Type: Package
Title: Lemmatized Critical Edition of the Pali Canon
Version: 1.0.0
Description: A lemmatized critical edition of the complete Pali Canon (Tipitaka), the canonical scripture of Theravadin Buddhism. Based on a five-witness collation of the Pali Text Society (PTS) edition (via 'GRETIL'), 'SuttaCentral', the Vipassana Research Institute (VRI) Chattha Sangayana edition, the Buddha Jayanti Tipitaka (BJT), and the Thai Royal Edition. All text is lemmatized using the 'Digital Pali Dictionary', grouping inflected forms by dictionary headword. Covers all three pitakas (Sutta, Vinaya, Abhidhamma) with 5,777 individual text units. The companion package 'tipitaka' provides the original VRI edition data and Pali text tools. For background on the collation method, see Zigmond (2026) https://github.com/dangerzig/tipitaka.critical.
URL: https://github.com/dangerzig/tipitaka.critical
BugReports: https://github.com/dangerzig/tipitaka.critical/issues
License: CC0
Encoding: UTF-8
LazyData: true
LazyDataCompression: xz
RoxygenNote: 7.3.3
Depends: R (≥ 3.5), Matrix
Suggests: dplyr, knitr, rmarkdown, testthat (≥ 3.0.0), tidyr
Config/testthat/edition: 3
VignetteBuilder: knitr
NeedsCompilation: yes
Packaged: 2026-02-17 22:38:01 UTC; danzigmond
Author: Dan Zigmond [aut, cre]
Maintainer: Dan Zigmond <djz@shmonk.com>
Repository: CRAN
Date/Publication: 2026-02-20 10:20:02 UTC

tipitaka.critical: Lemmatized Critical Edition of the Pali Canon

Description

A lemmatized critical edition of the complete Pali Canon (Tipitaka) based on a five-witness collation with the Digital Pali Dictionary.

Details

This package ships the full text data (texts) and computes derived data on first access:

For the original VRI edition and Pali text tools, see the companion package tipitaka.

Author(s)

Maintainer: Dan Zigmond djz@shmonk.com

See Also

Useful links:


Document-Term Matrix (Sparse)

Description

Sparse document-term matrix computed from lemmas. Each row is a text unit, each column is a lemma, and values are frequencies (proportions). Stored as a dgCMatrix from the Matrix package. Computed on first access.

Usage

dtm

Format

A sparse matrix of class dgCMatrix with text unit IDs as row names and lemma headwords as column names.

Examples


# Sparse document-term matrix
dim(dtm)

# Hierarchical clustering of text units
d <- dist(dtm[1:20, ])
plot(hclust(d))



Lemma Frequency Table

Description

Lemma frequency table computed from the lemmatized text. Tokenizes texts$text_lemmatized and counts word frequencies per text unit on first access (~5 seconds).

Usage

lemmas

Format

A data frame with the variables:

word

Lemma (dictionary headword)

n

Count of this lemma in this text unit

total

Total lemma tokens in this text unit

freq

Frequency (n/total)

id

Text unit ID

collection

Collection code

pitaka

Pitaka name

Examples


# First access triggers computation (~5 seconds)
head(lemmas)

# Most frequent lemmas across the entire canon
totals <- tapply(lemmas$n, lemmas$word, sum)
head(sort(totals, decreasing = TRUE), 20)

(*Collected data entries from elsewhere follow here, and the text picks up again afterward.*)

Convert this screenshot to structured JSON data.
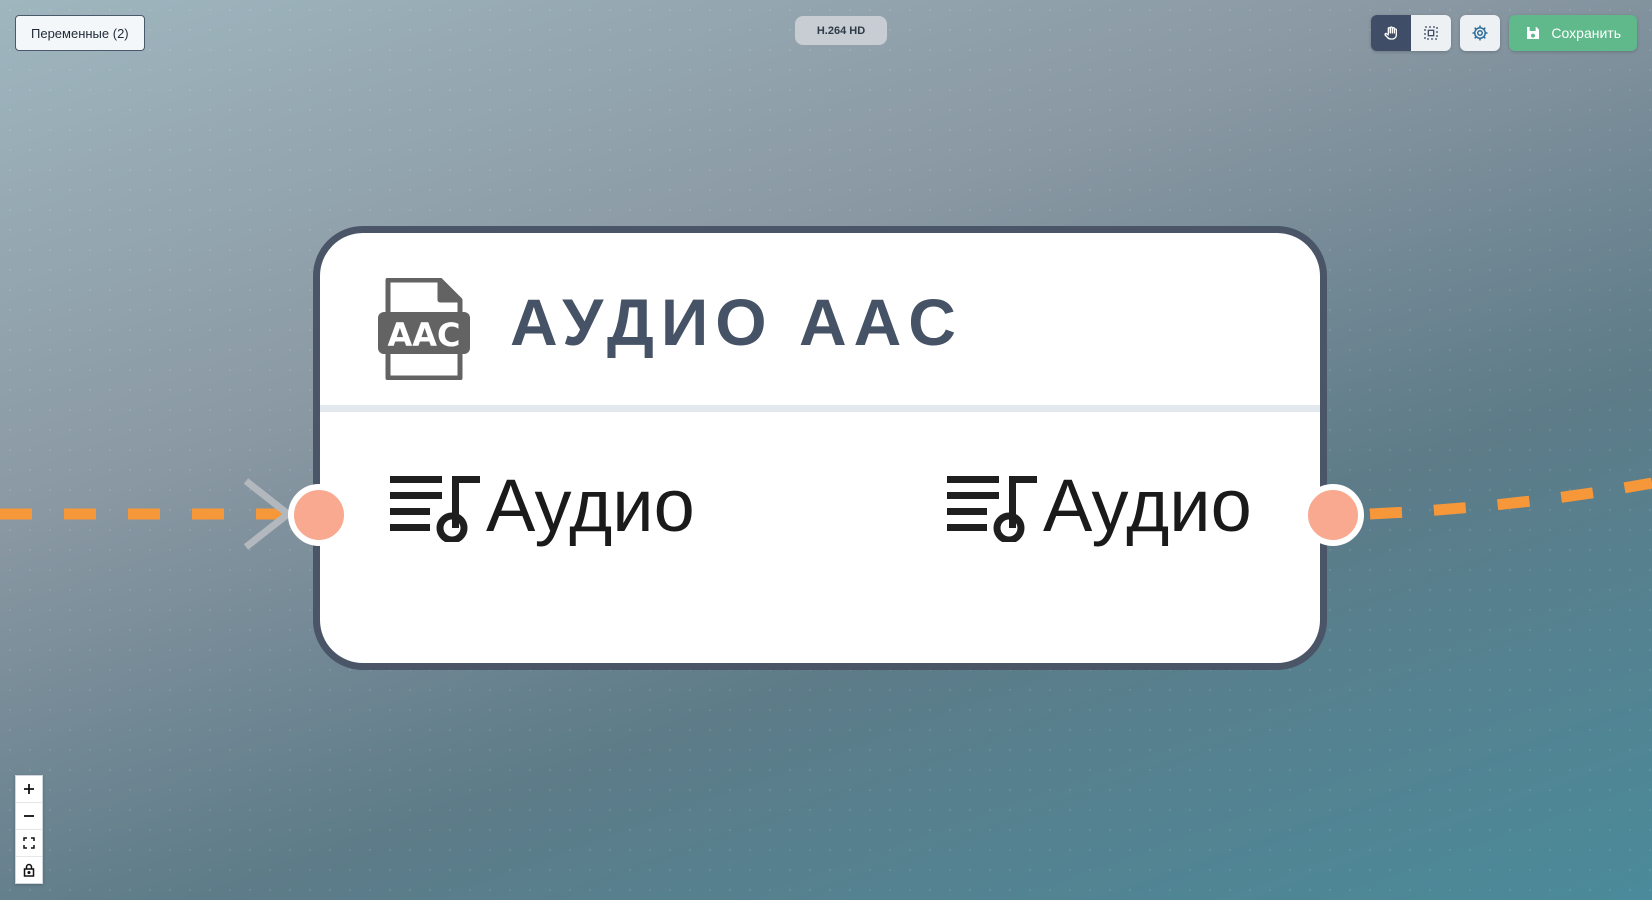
{
  "toolbar": {
    "variables_label": "Переменные (2)",
    "codec_badge": "H.264 HD",
    "save_label": "Сохранить",
    "icons": [
      "hand-icon",
      "select-icon",
      "gear-icon",
      "save-icon"
    ]
  },
  "node": {
    "title": "АУДИО AAC",
    "icon": "aac-file-icon",
    "input_port": {
      "label": "Аудио",
      "icon": "music-list-icon"
    },
    "output_port": {
      "label": "Аудио",
      "icon": "music-list-icon"
    }
  },
  "zoom_controls": [
    "zoom-in-icon",
    "zoom-out-icon",
    "fit-view-icon",
    "lock-icon"
  ],
  "colors": {
    "edge": "#f6973a",
    "handle": "#f8a98f",
    "node_border": "#4a5568",
    "title": "#465366",
    "save": "#5fb98a",
    "active_tool": "#3f4d66"
  }
}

Search for Lemma Occurrences

Description

Finds all text units containing a specific lemma, sorted by frequency (most frequent first).

Usage

search_lemma(lemma)

Arguments

lemma

Character string of the lemma to search for.

Value

A data frame of occurrences with columns: word, n, total, freq, id, collection, pitaka. Returns an empty data frame if the lemma is not found.

Examples


# Find texts mentioning "nibbana"
nibbana <- search_lemma("nibbana")
head(nibbana)

# Find texts mentioning "dhamma"
dhamma <- search_lemma("dhamma")
head(dhamma[, c("id", "collection", "n", "freq")])



Full Text of the Pali Canon (Critical Edition)

Description

Surface-form and lemmatized text for every text unit in the Tipitaka. This is the only dataset shipped with the package; all other data is computed on demand from this text.

Usage

texts

Format

A data frame with 5,777 rows and 6 columns:

id

Text unit ID (e.g., "dn1", "mn1", "sn1.1", "mahavagga")

collection

Collection code (dn, mn, sn, an, kn, vinaya, abhidhamma)

pitaka

Pitaka name (sutta, vinaya, abhidhamma)

title

Pali title of the text

text

Full surface-form Pali text

text_lemmatized

Same text with each word replaced by its lemma headword

Source

Critical edition based on five-witness collation of PTS/GRETIL, SuttaCentral, VRI (Chattha Sangayana), Buddha Jayanti Tipitaka (BJT), and Thai Royal Edition. Lemmatization via the Digital Pali Dictionary.

Examples

# Number of text units per pitaka
table(texts$pitaka)

# Get text of the Brahmajala Sutta (DN 1)
dn1 <- texts[texts$id == "dn1", ]
cat(substr(dn1$text, 1, 200), "...\n")